Referring to the profit-driven character of the health industry, she said, “Medical care has always been rationed out because it is a capitalistic system. It has always been a two- or three-tier system depending how much money you have. The hospital chains want to get the patients out of the beds as soon as possible to get more patients in and more money.”

The MNA is opposed to any mobilization of health care workers to defeat Allina. It has kept another 7,000 nurses on the job at six other Twin Cities area hospitals even though their employers will impose similar attacks on them if the Allina strike is defeated.

Earlier in the day, a nurse at Hennepin County Hospital told White, “I support the Allina nurses and think we should all be together. Allina wants to take away so much from the people who work the hardest for them. Nursing is a physical and emotional job. We provide health care and we should be healthy enough to take care of our patients.”

Speaking to a group of Abbott Northwestern nurses, White said, “Sometimes it is difficult for nurses or other public sector workers like teachers and firefighters who are so dedicated to the public to fully appreciate that the financial interests that dominate society do not in any shape or form share their compassion for human beings.

“On the contrary, they look at patients as units, like school children in public schools that are being privatized. They really believe that people are living too long after retirement and they want to reduce life expectancy in order to grab their pensions and health benefits. And now these same corporate and financial criminals—backed by Trump and Clinton—want new wars in order to grab more profits.”

White explained that the MNA’s promotion of the Democrats and their “corporate campaign” to appeal to the conscience of banking executives was worse than useless. The MNA and its parent union, the National Nurses United, are allied with the Democratic Party and participated in the political fraud of the Bernie Sanders campaign in order to contain opposition within the Democratic Party and smother it.

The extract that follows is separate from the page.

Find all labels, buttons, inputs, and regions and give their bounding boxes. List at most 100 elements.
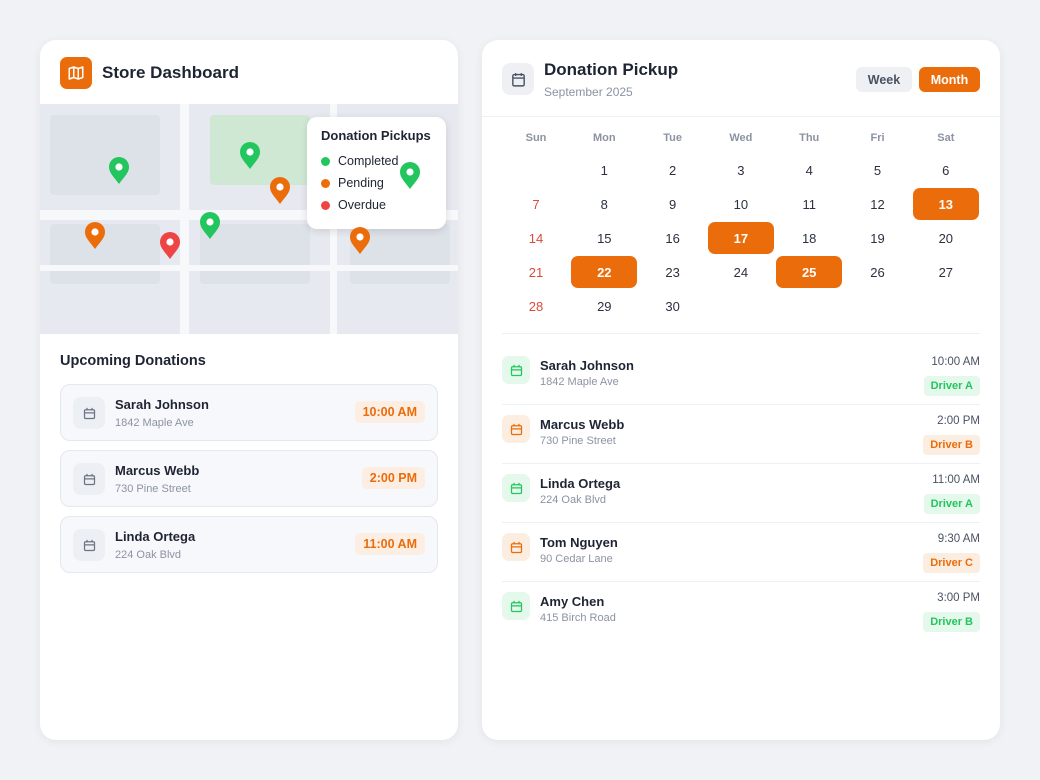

White urged nurses to take the battle into their own hands and fight to mobilize all hospital workers in the Twin Cities in joint action, referring to the great 1934 general strike in Minneapolis led by the Trotskyist movement. The SEP, he said, was running in the elections to build a mass political and socialist movement to put an end to capitalism, nationalize the banks and health care industry and put an end to war and inequality.

Jen, another nurse at Abbott, said nurses “are no different than other people who work for wages—we don’t have yachts and all the things executives and bankers have.” Expressing her support for the SEP’s call for mobilizing the entire working class behind Allina nurses, she said, “Absolutely, health care is an issue for the general working class, and we’re not just fighting for us, we are fighting for everyone.”

Referring to the union’s promotion of the Democratic Party, Jen said, “I saw through [US Congressman] Keith Ellison and the other Democratic party politicians from the beginning. When there’s a camera on them, they’ll sing about solidarity, but what is it all about for them? Money and self-promotion.”